All of a sudden, fate threw me a curve ball and life changed in every way.
Now, I am also (I still have aforementioned dog and cats) a single adoptive mother of a splendid baby boy, who is actually now a grade-schooler. It was a private adoption and I will spare the lad’s privacy by not telling you the circumstances surrounding it, but suffice it to say it was a huge life change. The lad, whom, for the time being, I referred to as “Meatloaf” due to his gargantuan size (he weighed 22 pounds at less than six months), was born in December 2013 and came home from the hospital with me.
People’s reactions varied to the news, but mostly, everyone sweetly said things like, “Holy (expletive)! You (expletive) adopted a child!” and other endearing nothings of that nature.
The most common reaction, though, happened something like this:
Person: Hey, there! What’s new?
Me: Well, I adopted a baby.
Person: A baby? Like…umm… a baby dog? Like a puppy?
Me: No, like a little boy baby.
Person: A boy puppy? What did you name him? Is he neutered yet?
Me: Like a human boy baby. He’s not neutered.
Person: Holy (expletive)! You adopted a (expletive) child!”
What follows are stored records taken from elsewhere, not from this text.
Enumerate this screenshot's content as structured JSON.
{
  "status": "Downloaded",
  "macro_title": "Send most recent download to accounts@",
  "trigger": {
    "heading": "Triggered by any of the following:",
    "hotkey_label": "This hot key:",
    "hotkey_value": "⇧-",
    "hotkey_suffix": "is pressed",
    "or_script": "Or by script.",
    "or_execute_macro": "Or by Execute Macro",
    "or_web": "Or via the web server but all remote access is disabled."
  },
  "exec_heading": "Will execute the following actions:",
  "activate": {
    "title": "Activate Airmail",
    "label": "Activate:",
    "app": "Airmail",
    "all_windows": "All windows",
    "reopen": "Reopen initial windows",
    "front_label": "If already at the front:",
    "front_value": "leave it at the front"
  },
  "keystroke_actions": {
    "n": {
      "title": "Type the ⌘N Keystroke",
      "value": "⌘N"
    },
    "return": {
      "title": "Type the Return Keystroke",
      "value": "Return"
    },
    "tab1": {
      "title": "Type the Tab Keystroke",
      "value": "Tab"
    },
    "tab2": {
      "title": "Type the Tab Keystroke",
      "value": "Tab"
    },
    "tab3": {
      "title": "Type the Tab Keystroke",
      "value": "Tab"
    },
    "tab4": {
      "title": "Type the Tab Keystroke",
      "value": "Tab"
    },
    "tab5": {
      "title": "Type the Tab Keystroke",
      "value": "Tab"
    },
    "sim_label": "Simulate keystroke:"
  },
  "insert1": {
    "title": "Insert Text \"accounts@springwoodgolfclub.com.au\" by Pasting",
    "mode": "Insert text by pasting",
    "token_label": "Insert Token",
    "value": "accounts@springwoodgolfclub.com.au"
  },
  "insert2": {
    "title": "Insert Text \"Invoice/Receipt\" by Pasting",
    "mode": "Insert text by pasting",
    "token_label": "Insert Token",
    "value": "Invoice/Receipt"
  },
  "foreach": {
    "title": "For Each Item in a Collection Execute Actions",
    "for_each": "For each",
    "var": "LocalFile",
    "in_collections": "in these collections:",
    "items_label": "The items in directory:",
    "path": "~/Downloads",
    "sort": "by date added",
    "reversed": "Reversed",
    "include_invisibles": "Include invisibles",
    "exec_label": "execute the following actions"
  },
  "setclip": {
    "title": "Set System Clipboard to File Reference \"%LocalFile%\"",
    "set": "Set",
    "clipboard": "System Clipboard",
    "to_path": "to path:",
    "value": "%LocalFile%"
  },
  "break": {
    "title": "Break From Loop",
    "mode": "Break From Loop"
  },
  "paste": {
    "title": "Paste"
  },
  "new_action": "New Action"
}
This happened far more often than one would imagine. And even though I have been known to cuss like a sailor, my eardrums were pretty much seared from all the expletives I heard in those early weeks during which I suddenly announced to the world that actually, I’d had a baby living with me for a few weeks already.
Because it was the middle of winter in the midwest (the worst winter since 1979, so they say) and because I have a dog, I would put my darling Meatloaf (who was actually a mere Porkchop at the time) inside a sling inside a special “babywearing coat” which cost somewhere between 175 and eleventy billion dollars, zip him under there good, and go cross the tundra to let the dog tinkle.
One of my neighbors spotted me and my bulging coat, and the conversation started anew. Except this time, when I mentioned I had a baby in my coat, my neighbor expressed her doubts. She actually asked me to open my coat and show her the baby, which I did, mostly because I was kind of stunned.
At this point, she peered into my coat, spotted my son’s baldish head and said, “No (expletive) way! Are you kidding me!? You totally stuck a doll in there! Right?!”
Let me tell you something… I am quite confused as to how it is believable that I am bonkers enough to walk around with a doll in a 179 thousand dollar, gold-lined baby-wearing coat trying to trick hapless neighbors into thinking I adopted a baby, faking my glassy-eyed “I-haven’t-slept-in-four-weeks” look, but apparently it would not be believable that I had actually adopted a baby (the kind that you don’t have to neuter).
My most favorite adoption story happened when a lady from the bank came to refinance my condo. As she worked, she asked questions about Dear Sweet Son and about his adoption. Now, at this point, I had already told her that he was currently eight months old and that he had been with me since he was born.
As he sat on my lap, cooing, laughing, and drinking his bottle, she looked at me, perplexed, and queried helpfully, “Wow! He really seems to like you! Do you think he knows who you are?”
Umm, well, sheesh… I sure hope so… I have changed almost every diaper and filled every bottle since the day he was born. It would be shockingly bizarre if he woke up every morning and thought, “Well, who the flippin’-flop is this lady?!”
A few minutes later, she asked me if his adoption was the kind where “you don’t have to return him, or the kind where he has to go back.” I’m really not certain where she got her adoption information, but the textbook she used clearly leaves a lot to be desired.
I think at one point, every adoptive parent has heard something similarly odd (or they have very nice, tactful, well-informed friends). Because my son looks like me and acts like me, few people question a biological relationship. But as soon as anyone finds out we are related by adoption, it is generally only a matter of time before the interesting questions and comments begin. And I don’t see that ending anytime soon.